3-Avoid freezing food:
Many parents make the mistake of not using the microwave to make meals that they freeze. This not only wastes the food but also makes the food difficult to eat. The food retains water that slows down the cooking process and adds more calories than if you cooked the food directly in the microwave.
4-Drink plenty of water:
Water is the most important thing for your body to remain hydrated. Children who drink plenty of water also drink plenty of fluids to replace the extra fluids lost through sweating. However, if you do not feel well, be sure to drink a lot of water to help keep yourself hydrated.

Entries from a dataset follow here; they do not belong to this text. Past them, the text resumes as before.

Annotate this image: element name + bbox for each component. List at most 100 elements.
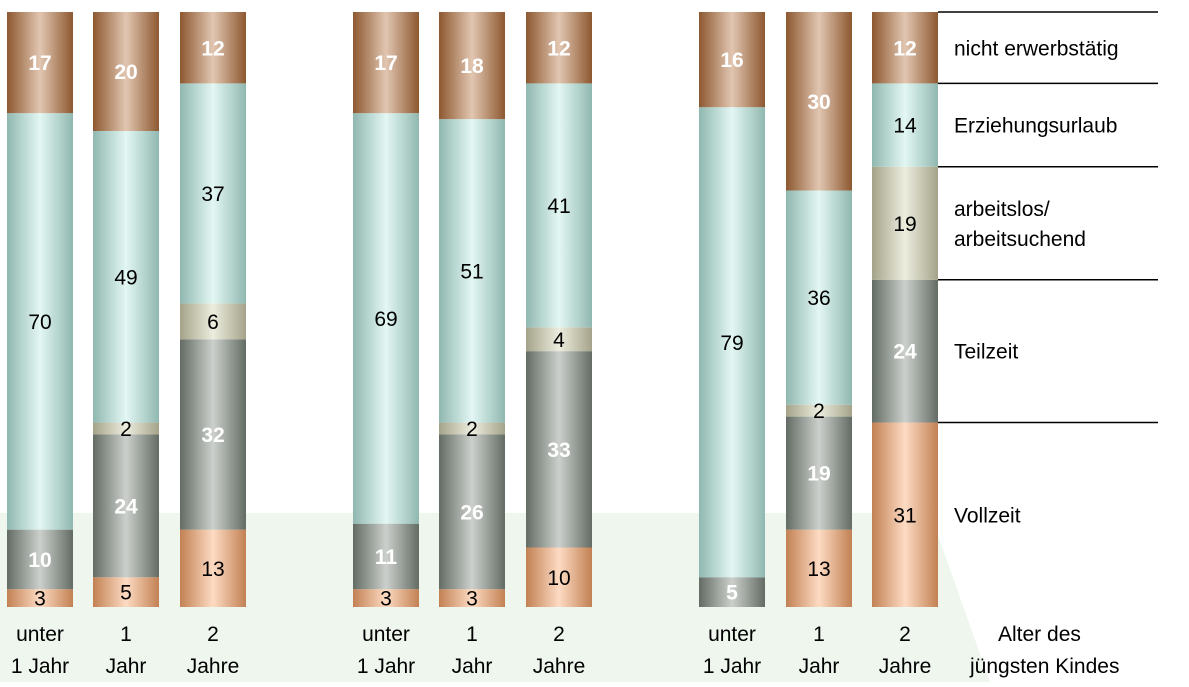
bar-segment — [872, 83, 938, 167]
bar-segment — [7, 12, 73, 114]
x-tick-label: 1 Jahr — [357, 655, 415, 678]
data-label: 5 — [120, 582, 132, 605]
data-label: 79 — [720, 332, 743, 355]
bar-segment — [93, 422, 159, 435]
value-labels-layer: 3107017524249201332637123116917326251181… — [28, 37, 917, 610]
bar-segment — [526, 327, 592, 352]
bar-segment — [353, 12, 419, 114]
bar-segment — [93, 131, 159, 423]
bar-segment — [786, 190, 852, 405]
legend-label: Erziehungsurlaub — [954, 115, 1117, 138]
bar-segment — [180, 339, 246, 530]
x-tick-label: Jahr — [452, 655, 493, 678]
data-label: 70 — [28, 311, 51, 334]
bar-segment — [93, 12, 159, 131]
data-label: 3 — [34, 588, 46, 611]
bar-segment — [526, 83, 592, 328]
legend: Vollzeit Teilzeit arbeitslos/arbeitsuchend… — [938, 11, 1158, 527]
legend-label: nicht erwerbstätig — [954, 37, 1119, 60]
data-label: 13 — [807, 558, 830, 581]
data-label: 24 — [114, 495, 138, 518]
data-label: 17 — [28, 52, 51, 75]
bar-segment — [786, 12, 852, 191]
x-tick-label: 1 — [466, 623, 478, 646]
bar-segment — [526, 351, 592, 548]
x-tick-label: unter — [16, 623, 64, 646]
bar-segment — [526, 547, 592, 607]
bar-segment — [786, 416, 852, 530]
bar-segment — [439, 589, 505, 607]
data-label: 31 — [893, 504, 916, 527]
data-label: 3 — [380, 588, 392, 611]
bar-segment — [353, 523, 419, 590]
data-label: 49 — [114, 266, 137, 289]
bar-segment — [439, 12, 505, 120]
bar-segment — [699, 577, 765, 607]
x-axis-labels: unter 1 Jahr 1 Jahr 2 Jahre unter 1 Jahr 1 Jahr 2 J… — [11, 623, 931, 678]
data-label: 6 — [207, 311, 219, 334]
bar-segment — [93, 434, 159, 578]
bar-segment — [872, 166, 938, 280]
data-label: 36 — [807, 287, 830, 310]
data-label: 19 — [807, 463, 830, 486]
data-label: 10 — [28, 549, 51, 572]
bar-segment — [872, 12, 938, 84]
data-label: 20 — [114, 61, 137, 84]
bar-segment — [699, 12, 765, 108]
x-tick-label: 1 Jahr — [703, 655, 761, 678]
legend-label: arbeitsuchend — [954, 228, 1086, 251]
bar-segment — [353, 113, 419, 524]
data-label: 12 — [201, 37, 224, 60]
data-label: 32 — [201, 424, 224, 447]
bar-segment — [786, 529, 852, 607]
data-label: 11 — [375, 546, 398, 569]
data-label: 18 — [460, 55, 484, 78]
bar-segment — [872, 422, 938, 607]
x-tick-label: Jahr — [799, 655, 840, 678]
axis-caption-line: jüngsten Kindes — [969, 655, 1119, 678]
data-label: 2 — [466, 418, 478, 441]
data-label: 33 — [547, 439, 570, 462]
bar-segment — [7, 113, 73, 530]
data-label: 3 — [466, 588, 478, 611]
x-tick-label: 1 Jahr — [11, 655, 69, 678]
axis-caption-line: Alter des — [998, 623, 1081, 646]
bar-segment — [180, 83, 246, 304]
data-label: 2 — [120, 418, 132, 441]
bar-segment — [180, 303, 246, 340]
bar-segment — [439, 119, 505, 423]
data-label: 17 — [374, 52, 397, 75]
bar-segment — [872, 279, 938, 423]
bar-segment — [439, 422, 505, 435]
x-tick-label: 2 — [207, 623, 219, 646]
data-label: 19 — [893, 213, 916, 236]
axis-caption: Alter des jüngsten Kindes — [969, 623, 1119, 678]
data-label: 26 — [460, 501, 483, 524]
x-tick-label: unter — [362, 623, 410, 646]
data-label: 12 — [547, 37, 570, 60]
data-label: 24 — [893, 341, 917, 364]
x-tick-label: 1 — [120, 623, 132, 646]
data-label: 16 — [720, 49, 743, 72]
bars-layer — [7, 12, 938, 607]
bar-segment — [526, 12, 592, 84]
data-label: 14 — [893, 115, 917, 138]
bar-segment — [180, 12, 246, 84]
bar-segment — [93, 577, 159, 607]
bar-segment — [7, 589, 73, 607]
x-tick-label: Jahre — [187, 655, 240, 678]
data-label: 37 — [201, 183, 224, 206]
data-label: 69 — [374, 308, 397, 331]
bar-segment — [786, 404, 852, 417]
data-label: 2 — [813, 400, 825, 423]
data-label: 30 — [807, 91, 830, 114]
data-label: 41 — [547, 195, 570, 218]
legend-label: arbeitslos/ — [954, 198, 1050, 221]
data-label: 12 — [893, 37, 916, 60]
bar-segment — [353, 589, 419, 607]
x-tick-label: Jahr — [106, 655, 147, 678]
x-tick-label: Jahre — [879, 655, 932, 678]
data-label: 51 — [460, 260, 483, 283]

5-Make meal options out of healthy meal recipes:
Even though eating healthy may be difficult, many meals can be made healthier by making one or two healthy changes. Instead of buying pre-packaged lunches, for example, make your own lunch with prepackaged lunches or freeze a luncheon and then cook the luncheon as you need it.
6-Plan meals at a reasonable time:
Planning meals on weekdays when you know you will be busy is sometimes too stressful, so make your child’s nutrition a priority when you know you will be able to do so. Try to plan meals before you have a lot of homework and class work, so that you will be able to incorporate healthy recipes for kids into your day.